Source: Evaluate Pharma, BCG report 2025, Bernstein Estimates and Analysis
From Generics to Rainmakers: Indian Biopharma’s Innovation Pyramid
For Indian biopharma, the next phase of growth is likely to be defined by a shift from manufacturing-led scale to innovation-led value creation. This does not necessarily require a full pivot toward high-risk blockbuster drug discovery. A more practical route lies in incremental innovation, where companies enhance existing medicines through new indications, improved formulations, novel delivery systems, drug-device combinations, or targeted therapies for niche patient groups.
This innovation pathway is well aligned with India’s established strengths in formulation development, manufacturing scale, regulatory filings, and cost-efficient execution. As the sector moves up the innovation pyramid, the opportunity expands from basic generics toward complex specialty products and a high-value “Rainmakers” niche, differentiated products with fewer competitors, stronger pricing power, and better margin potential.
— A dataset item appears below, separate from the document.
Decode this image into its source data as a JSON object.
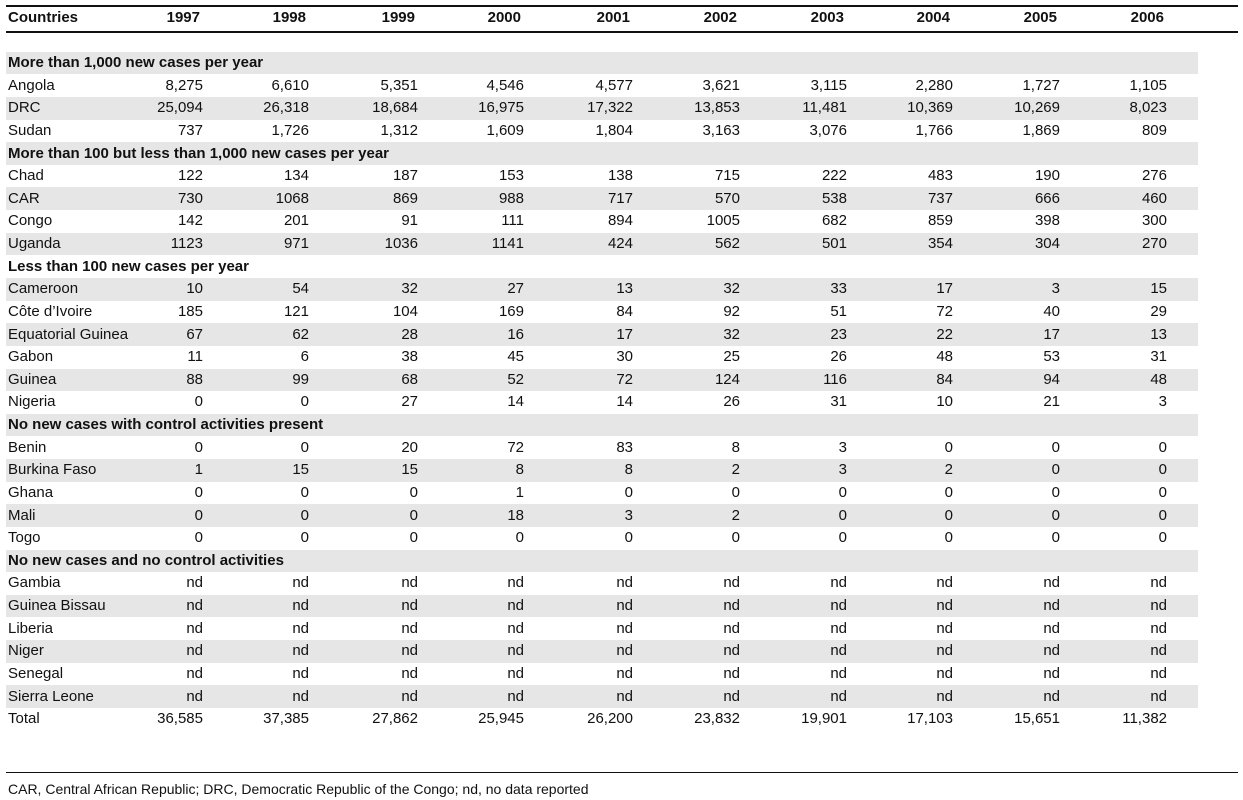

Traditional generics will continue to generate cash flows, but the next growth engine is expected to come from products with deeper differentiation and higher entry barriers. Execution, however, will be uneven across companies. Success will require patient capital, strong quality systems, regulatory discipline, scientific talent, and focused pipelines. Companies with stronger balance sheets and clearer innovation strategies are likely to be better positioned than those constrained by leverage or execution gaps.

Source: Company reports; US FDA approval guidance documents for industry; Bernstein analysis
Conclusion: From Manufacturing Scale to Innovation Strength
Indian pharma appears to be entering a defining transition phase. Its legacy as a high-volume, cost-efficient generic supplier remains highly relevant, but the next phase of value creation is likely to depend on how effectively companies move up the innovation curve.
For readers, investors, and industry participants, the central question is no longer whether India can manufacture at scale. That capability is well established. The real question is which Indian biopharma companies can translate this manufacturing advantage into differentiated products, stronger pricing power, and a more meaningful role in global innovation.